I am going through the Udacity DeepLearning Nanodegree and working on the autoencoder mini project. I do not understand the solution, nor how to check it myself. So this is 2 questions.
We start with 28*28 images. These are fed through 3 convolutional layers, each with padding of 1, and each with a maxpooling to half the original dimensions. What I don't understand is the last element? Surely 2 rounds of maxpooling (28/2)/2 gives 7 and therefore a further maxpooling shouldn't be possible as it results in an odd number. Can someone explain why this is the case to me?
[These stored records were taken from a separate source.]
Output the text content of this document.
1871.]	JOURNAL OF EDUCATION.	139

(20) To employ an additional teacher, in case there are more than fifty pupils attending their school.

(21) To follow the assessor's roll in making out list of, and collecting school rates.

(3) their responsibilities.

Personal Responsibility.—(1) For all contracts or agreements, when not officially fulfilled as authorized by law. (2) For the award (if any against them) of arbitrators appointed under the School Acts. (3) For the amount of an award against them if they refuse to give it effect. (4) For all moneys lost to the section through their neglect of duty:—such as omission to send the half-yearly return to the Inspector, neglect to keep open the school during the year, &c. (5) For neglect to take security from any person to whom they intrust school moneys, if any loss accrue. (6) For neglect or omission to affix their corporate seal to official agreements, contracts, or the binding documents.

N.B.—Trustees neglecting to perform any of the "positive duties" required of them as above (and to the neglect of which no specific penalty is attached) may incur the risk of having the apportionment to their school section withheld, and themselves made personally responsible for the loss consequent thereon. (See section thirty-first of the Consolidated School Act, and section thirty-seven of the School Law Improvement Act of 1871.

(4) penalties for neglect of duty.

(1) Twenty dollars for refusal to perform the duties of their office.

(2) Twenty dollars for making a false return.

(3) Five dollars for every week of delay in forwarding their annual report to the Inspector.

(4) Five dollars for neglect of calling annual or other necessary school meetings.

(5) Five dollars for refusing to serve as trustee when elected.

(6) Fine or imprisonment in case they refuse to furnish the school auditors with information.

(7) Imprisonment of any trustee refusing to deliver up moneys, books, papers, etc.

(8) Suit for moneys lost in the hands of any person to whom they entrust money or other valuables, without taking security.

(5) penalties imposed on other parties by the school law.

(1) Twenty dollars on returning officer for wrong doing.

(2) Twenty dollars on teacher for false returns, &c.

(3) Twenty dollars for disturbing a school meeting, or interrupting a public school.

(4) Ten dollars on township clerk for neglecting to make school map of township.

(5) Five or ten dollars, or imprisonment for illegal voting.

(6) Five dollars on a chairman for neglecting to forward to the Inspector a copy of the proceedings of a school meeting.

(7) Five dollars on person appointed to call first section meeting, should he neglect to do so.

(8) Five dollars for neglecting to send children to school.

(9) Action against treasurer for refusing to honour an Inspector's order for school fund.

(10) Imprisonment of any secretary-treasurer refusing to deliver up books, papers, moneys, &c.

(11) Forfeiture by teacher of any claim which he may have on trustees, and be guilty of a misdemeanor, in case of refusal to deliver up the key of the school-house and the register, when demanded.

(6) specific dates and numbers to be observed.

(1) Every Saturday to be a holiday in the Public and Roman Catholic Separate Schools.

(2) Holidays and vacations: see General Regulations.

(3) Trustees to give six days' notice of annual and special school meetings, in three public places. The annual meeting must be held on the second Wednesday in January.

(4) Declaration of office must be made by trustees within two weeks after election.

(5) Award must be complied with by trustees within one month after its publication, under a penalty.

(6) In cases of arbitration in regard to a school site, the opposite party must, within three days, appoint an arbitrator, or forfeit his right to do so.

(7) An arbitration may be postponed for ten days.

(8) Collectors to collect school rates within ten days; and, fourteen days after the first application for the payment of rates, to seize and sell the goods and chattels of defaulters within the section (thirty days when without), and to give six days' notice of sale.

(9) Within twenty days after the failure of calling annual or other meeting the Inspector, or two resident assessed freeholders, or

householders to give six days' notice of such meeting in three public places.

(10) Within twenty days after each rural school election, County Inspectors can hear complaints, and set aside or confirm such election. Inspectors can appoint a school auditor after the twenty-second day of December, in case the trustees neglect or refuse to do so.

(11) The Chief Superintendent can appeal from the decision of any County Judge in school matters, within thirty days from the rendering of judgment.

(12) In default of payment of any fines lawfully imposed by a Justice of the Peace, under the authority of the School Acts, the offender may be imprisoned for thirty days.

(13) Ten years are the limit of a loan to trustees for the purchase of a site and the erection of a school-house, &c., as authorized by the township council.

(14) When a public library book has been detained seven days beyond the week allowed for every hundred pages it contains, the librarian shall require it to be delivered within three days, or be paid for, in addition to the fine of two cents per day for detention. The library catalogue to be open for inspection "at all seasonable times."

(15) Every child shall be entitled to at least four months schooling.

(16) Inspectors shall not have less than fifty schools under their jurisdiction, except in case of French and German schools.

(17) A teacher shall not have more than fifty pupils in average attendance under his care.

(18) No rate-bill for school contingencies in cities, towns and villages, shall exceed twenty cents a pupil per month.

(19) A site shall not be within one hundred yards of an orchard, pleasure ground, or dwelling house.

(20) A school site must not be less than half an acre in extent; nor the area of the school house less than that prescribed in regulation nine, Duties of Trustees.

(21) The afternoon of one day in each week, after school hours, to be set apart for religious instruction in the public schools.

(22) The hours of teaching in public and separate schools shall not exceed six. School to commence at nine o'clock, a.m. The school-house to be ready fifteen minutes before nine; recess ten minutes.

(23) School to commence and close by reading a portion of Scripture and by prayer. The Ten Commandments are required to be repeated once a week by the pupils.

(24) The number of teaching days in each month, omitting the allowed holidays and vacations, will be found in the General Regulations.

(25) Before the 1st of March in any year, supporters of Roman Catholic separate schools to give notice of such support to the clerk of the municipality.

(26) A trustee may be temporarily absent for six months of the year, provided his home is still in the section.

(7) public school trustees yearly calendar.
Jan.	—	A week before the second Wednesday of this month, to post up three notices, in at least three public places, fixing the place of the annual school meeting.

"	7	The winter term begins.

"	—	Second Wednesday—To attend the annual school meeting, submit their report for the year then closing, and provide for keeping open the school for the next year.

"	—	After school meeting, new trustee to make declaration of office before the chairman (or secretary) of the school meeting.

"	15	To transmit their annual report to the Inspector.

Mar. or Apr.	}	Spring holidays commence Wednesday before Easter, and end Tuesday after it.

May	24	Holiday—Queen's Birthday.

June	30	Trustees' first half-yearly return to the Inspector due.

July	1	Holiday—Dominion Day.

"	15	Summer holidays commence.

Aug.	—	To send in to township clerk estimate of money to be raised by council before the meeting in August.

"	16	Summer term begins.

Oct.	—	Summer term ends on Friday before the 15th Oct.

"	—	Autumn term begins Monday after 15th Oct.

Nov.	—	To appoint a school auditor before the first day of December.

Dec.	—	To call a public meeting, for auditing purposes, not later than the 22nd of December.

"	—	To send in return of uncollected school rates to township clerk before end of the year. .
The code to replicate is here:
'''
import torch
import numpy as np
from torchvision import datasets
import torchvision.transforms as transforms
# convert data to torch.FloatTensor
transform = transforms.ToTensor()
# load the training and test datasets
train_data = datasets.MNIST(root='data', train=True,
download=True, transform=transform)
test_data = datasets.MNIST(root='data', train=False,
download=True, transform=transform)
# Create training and test dataloaders
num_workers = 0
# how many samples per batch to load
batch_size = 20
# prepare data loaders
train_loader = torch.utils.data.DataLoader(train_data, batch_size=batch_size, num_workers=num_workers)
test_loader = torch.utils.data.DataLoader(test_data, batch_size=batch_size, num_workers=num_workers)
import torch.nn as nn
import torch.nn.functional as F
# define the NN architecture
class ConvDenoiser(nn.Module):
def __init__(self):
super(ConvDenoiser, self).__init__()
## encoder layers ##
# conv layer (depth from 1 --> 32), 3x3 kernels
self.conv1 = nn.Conv2d(1, 32, 3, padding=1)
# conv layer (depth from 32 --> 16), 3x3 kernels
self.conv2 = nn.Conv2d(32, 16, 3, padding=1)
# conv layer (depth from 16 --> 8), 3x3 kernels
self.conv3 = nn.Conv2d(16, 8, 3, padding=1)
# pooling layer to reduce x-y dims by two; kernel and stride of 2
self.pool = nn.MaxPool2d(2, 2)
## decoder layers ##
# transpose layer, a kernel of 2 and a stride of 2 will increase the spatial dims by 2
self.t_conv1 = nn.ConvTranspose2d(8, 8, 3, stride=2) # kernel_size=3 to get to a 7x7 image output
# two more transpose layers with a kernel of 2
self.t_conv2 = nn.ConvTranspose2d(8, 16, 2, stride=2)
self.t_conv3 = nn.ConvTranspose2d(16, 32, 2, stride=2)
# one, final, normal conv layer to decrease the depth
self.conv_out = nn.Conv2d(32, 1, 3, padding=1)
def forward(self, x):
## encode ##
# add hidden layers with relu activation function
# and maxpooling after
x = F.relu(self.conv1(x))
x = self.pool(x)
# add second hidden layer
x = F.relu(self.conv2(x))
x = self.pool(x)
# add third hidden layer
x = F.relu(self.conv3(x))
x = self.pool(x) # compressed representation
## decode ##
# add transpose conv layers, with relu activation function
x = F.relu(self.t_conv1(x))
x = F.relu(self.t_conv2(x))
x = F.relu(self.t_conv3(x))
# transpose again, output should have a sigmoid applied
x = F.sigmoid(self.conv_out(x))
return x
# initialize the NN
model = ConvDenoiser()
print(model)
I wanted to try to understand this by passing a single image through the layers manually and see what the result was but this resulted in an error. Can someone explain to me how I can see the shapes that pass through the layers? Code is a bit messy but I left it there so you can see what I tried.
dataiter = iter(train_loader)
images, labels = dataiter.next()
# images = images.numpy()
# get one image from the batch
# img = np.squeeze(images[0])
img=images[0]
#create hidden layer
conv1 = nn.Conv2d(1, 32, 3, padding=1)
# z=torch.from_numpy(images[0])
z1=conv1(img)
Appreciate any insights you can give me.
Thanks,
J